Restrictions decided by governments to limit a few typical kinds of religious expression such as visible symbols or clothes, ritual slaughter, religious circumcision, places of worship; ambiguous treatment of conscientious objection for religious reasons by employers; worrying increase in anti-Semitism and Islamophobia. Western Europe is now in the list of the “monitored” countries drawn up by the US Commission on International Religious Freedom, USCIRF, in his Annual Report 2016 published on 2 May. This 17th edition of the Report certifies violations of religious freedom place by place, in over 30 countries in the world. In the map – next to the countries in red (China, North Korea, Iraq and Syria) or orange (Turkey, Russia, Azerbaijan, Cuba and India) – the whole Western Europe is beige. Restrictions of religious freedom by European governments (too) are meant to grant equal opportunities to everyone and rules of coexistence in more and more plural societies. However, there is an “opposite effect”: “They generate an atmosphere of social intolerance against specific religious groups, thus limiting their social and educational integration, as well as working opportunities”.
The Report says that in several European countries personal use of visible religious symbols is limited in some contexts (Islam headscarves, Sikh turbans, Jewish kippah, and Christian Crosses). The Report also says that in some countries such as Italy the number of mosques is not sufficient for communities. As for conscientious objection, in many European countries problems arise when religious beliefs collide either with government policies or employers’ requirements.
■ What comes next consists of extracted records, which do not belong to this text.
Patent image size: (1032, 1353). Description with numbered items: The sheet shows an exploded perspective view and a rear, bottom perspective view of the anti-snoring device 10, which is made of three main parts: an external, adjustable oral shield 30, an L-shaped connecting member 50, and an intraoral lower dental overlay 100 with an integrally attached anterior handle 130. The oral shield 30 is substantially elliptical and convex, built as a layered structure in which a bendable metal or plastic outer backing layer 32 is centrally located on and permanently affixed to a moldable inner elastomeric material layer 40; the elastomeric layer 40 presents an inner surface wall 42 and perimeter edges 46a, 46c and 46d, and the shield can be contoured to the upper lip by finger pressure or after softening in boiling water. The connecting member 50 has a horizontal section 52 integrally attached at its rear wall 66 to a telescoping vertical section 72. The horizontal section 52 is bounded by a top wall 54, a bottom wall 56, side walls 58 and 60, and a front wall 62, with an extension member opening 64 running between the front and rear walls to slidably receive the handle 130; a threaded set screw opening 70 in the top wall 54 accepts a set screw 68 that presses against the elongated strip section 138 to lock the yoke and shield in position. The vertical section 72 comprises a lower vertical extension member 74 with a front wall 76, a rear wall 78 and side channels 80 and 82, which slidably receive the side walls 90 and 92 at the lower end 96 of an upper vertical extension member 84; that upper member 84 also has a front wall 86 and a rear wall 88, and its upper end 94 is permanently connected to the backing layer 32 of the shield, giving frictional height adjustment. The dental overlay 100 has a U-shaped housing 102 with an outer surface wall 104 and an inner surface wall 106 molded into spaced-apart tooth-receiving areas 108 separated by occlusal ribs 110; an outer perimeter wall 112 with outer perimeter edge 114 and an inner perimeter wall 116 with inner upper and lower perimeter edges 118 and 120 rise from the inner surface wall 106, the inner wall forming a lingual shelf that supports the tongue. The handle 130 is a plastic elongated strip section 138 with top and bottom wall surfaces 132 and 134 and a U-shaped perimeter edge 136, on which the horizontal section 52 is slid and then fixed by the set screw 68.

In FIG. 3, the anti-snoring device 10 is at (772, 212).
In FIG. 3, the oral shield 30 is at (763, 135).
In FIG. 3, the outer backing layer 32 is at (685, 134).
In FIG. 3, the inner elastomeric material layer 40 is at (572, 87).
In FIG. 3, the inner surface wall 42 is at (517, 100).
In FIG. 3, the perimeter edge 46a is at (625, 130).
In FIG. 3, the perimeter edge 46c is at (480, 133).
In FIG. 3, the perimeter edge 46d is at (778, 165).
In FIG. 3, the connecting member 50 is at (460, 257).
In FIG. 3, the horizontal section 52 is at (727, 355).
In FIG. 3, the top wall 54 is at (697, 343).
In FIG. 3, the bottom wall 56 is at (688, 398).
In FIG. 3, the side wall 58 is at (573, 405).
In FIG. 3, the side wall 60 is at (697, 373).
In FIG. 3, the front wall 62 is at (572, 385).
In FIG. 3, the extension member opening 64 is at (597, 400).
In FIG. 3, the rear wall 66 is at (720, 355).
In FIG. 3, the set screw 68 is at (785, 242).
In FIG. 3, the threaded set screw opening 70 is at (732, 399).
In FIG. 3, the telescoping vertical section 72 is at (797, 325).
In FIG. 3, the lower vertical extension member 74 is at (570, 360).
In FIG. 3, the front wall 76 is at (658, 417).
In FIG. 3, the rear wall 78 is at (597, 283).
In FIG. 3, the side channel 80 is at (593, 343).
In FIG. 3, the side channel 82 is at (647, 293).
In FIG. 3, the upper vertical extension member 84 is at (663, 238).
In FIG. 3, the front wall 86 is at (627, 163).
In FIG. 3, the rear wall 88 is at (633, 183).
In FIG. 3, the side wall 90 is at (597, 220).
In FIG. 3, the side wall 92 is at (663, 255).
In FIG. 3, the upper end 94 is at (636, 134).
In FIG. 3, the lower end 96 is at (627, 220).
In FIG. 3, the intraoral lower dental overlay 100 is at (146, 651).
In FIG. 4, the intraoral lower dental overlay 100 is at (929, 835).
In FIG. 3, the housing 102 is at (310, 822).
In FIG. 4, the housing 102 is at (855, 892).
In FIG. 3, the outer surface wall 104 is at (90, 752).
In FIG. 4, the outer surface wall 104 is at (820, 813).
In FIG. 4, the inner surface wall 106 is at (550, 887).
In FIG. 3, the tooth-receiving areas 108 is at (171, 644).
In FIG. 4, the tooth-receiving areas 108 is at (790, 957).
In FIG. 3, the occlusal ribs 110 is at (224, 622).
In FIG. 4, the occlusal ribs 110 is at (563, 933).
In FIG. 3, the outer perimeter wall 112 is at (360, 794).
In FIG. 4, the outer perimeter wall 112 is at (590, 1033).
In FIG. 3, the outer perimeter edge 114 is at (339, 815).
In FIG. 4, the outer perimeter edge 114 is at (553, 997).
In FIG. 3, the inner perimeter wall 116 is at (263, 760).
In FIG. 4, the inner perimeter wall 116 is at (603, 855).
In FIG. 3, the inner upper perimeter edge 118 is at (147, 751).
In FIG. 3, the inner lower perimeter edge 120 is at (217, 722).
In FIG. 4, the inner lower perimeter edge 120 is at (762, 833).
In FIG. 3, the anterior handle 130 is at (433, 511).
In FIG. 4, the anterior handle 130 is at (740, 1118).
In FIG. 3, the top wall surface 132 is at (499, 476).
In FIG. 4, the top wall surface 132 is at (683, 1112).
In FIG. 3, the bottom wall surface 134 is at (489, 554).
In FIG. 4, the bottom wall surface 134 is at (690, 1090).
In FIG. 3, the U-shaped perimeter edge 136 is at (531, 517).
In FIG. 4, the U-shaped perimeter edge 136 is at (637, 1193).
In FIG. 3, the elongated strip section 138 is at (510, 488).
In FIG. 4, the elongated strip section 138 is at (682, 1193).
Growth of anti-Semitism in Europe is emphasised in the Report, and with much concern. In 2015, 7,900 French Jews left France (1,900 in 2012). As for Islamophobia, the US Report says: “Over one million migrants and asylum-seekers reached Europe in an irregular way in 2015, most of them coming from Syria, Iraq or Afghanistan. They arrived at the time of Islamic terror attacks, and the migration flow was managed by European governments in a chaotic way”. This situation caused “escalation of anti-Muslim sentiment; even though many of them were escaping conflicts, those migrants (mostly Muslims) were regarded with suspect and fear”.